Using the software interface, users have configured Accsense to take a temperature sample through each probe and also perform an alarm check every 15 minutes to see if any storage unit is outside its safe temperature values, with the usual alarm window being +/- 5°C. After an alarm event, the research team has just one hour to respond before the samples begin to degrade.
Upon receiving an alarm event, lab staff are able to immediately respond with corrective actions including to adjust the AC in the room if necessary and also to lower the temperatures of the affected storage unit. On one occasion the lab’s AC system suddenly failed and one of its freezers began to warm up. However, thanks to the automated alarms, personnel had sufficient notice to move the affected freezer’s contents to another unit, thereby saving the samples.
The lab Manager describes the main benefit of her Accsense system as: “Definitely the alarming features! I wouldn’t be able to sleep at night without the system handling all the alarms for us.

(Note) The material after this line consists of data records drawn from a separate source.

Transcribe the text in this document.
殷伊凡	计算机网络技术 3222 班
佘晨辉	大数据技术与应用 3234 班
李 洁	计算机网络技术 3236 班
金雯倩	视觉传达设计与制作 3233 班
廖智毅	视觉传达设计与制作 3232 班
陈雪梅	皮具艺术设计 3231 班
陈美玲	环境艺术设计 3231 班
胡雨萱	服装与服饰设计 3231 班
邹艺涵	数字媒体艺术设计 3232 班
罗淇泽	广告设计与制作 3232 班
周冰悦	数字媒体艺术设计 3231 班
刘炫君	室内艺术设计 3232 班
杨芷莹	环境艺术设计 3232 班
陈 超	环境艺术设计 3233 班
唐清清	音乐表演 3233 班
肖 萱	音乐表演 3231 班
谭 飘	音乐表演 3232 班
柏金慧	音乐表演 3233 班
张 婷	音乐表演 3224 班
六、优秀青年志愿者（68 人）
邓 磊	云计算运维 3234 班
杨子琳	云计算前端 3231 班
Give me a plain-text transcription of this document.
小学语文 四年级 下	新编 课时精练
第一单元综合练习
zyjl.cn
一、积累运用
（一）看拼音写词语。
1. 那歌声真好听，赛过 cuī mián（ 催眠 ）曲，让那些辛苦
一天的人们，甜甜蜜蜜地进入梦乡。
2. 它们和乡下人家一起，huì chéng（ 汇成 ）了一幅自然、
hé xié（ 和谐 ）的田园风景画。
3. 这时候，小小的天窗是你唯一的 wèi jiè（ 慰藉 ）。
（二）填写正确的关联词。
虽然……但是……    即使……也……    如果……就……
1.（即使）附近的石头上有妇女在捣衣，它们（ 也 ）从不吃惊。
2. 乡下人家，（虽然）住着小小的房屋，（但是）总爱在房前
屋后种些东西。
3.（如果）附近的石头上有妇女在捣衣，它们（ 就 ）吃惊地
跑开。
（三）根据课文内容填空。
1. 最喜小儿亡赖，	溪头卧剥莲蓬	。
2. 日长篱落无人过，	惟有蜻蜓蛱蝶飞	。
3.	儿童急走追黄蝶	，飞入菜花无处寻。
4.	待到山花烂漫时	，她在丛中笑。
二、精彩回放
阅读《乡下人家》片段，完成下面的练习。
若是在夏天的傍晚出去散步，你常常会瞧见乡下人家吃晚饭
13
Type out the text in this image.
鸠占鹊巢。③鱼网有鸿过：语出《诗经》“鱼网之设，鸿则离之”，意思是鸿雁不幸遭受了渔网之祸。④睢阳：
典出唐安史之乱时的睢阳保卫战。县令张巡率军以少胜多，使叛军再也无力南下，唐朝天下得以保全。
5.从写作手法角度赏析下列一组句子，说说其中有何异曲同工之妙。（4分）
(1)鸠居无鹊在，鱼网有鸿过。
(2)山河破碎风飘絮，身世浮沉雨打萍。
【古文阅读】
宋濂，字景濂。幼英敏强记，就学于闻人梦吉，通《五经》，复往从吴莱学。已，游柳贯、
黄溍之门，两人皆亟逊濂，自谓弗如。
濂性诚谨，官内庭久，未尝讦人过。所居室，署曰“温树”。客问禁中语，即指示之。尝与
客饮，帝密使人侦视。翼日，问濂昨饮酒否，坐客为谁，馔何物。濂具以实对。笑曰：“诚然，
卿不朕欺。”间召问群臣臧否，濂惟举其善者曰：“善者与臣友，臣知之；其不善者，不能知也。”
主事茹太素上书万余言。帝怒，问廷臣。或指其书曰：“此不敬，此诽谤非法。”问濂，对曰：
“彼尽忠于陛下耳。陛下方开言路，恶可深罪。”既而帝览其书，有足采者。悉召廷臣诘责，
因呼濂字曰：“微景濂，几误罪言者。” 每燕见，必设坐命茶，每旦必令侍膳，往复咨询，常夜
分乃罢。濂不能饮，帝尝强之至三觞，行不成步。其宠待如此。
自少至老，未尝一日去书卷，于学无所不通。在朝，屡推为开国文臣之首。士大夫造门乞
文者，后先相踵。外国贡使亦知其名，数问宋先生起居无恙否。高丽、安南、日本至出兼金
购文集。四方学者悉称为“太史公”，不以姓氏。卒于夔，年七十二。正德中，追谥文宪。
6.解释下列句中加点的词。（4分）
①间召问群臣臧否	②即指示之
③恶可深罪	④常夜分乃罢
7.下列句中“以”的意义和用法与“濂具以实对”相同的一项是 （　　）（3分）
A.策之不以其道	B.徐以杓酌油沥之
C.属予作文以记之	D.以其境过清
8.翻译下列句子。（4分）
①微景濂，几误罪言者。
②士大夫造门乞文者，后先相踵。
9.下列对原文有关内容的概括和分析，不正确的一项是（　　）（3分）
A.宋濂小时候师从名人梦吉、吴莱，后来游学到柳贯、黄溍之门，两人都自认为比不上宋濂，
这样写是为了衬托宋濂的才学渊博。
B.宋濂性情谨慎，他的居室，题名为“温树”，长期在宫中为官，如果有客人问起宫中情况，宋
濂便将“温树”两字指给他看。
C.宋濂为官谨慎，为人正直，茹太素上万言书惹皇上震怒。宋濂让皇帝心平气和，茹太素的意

The temperature monitors carry us through the night and while we’re out on weekends.”
Compared to visually checking the temperature throughout the day, automated monitoring is far more reliable and the data is also documented for future reference and regulatory compliance. The system’s historic data archiving also helps maintenance efforts: recently the lab manager printed out a chart showing one of the room’s temperature profiles to prove to her facilities managers that the ambient temperatures had become too high.
Patricia Anthony continues, “We have been supportive of Accsense and have encouraged other labs at USC to purchase the same system when they have been referred to us. With your system, we can always look online to see what’s going on and immediately respond if necessary. This repository is Dr. Kovacs’ life work and is the source and center of our research. Your Accsense Monitoring system assists us in this endeavor. We’ve had five abstracts accepted for Infectious Diseases Society of America ID Week last year and we’re planning on publishing several papers this year.”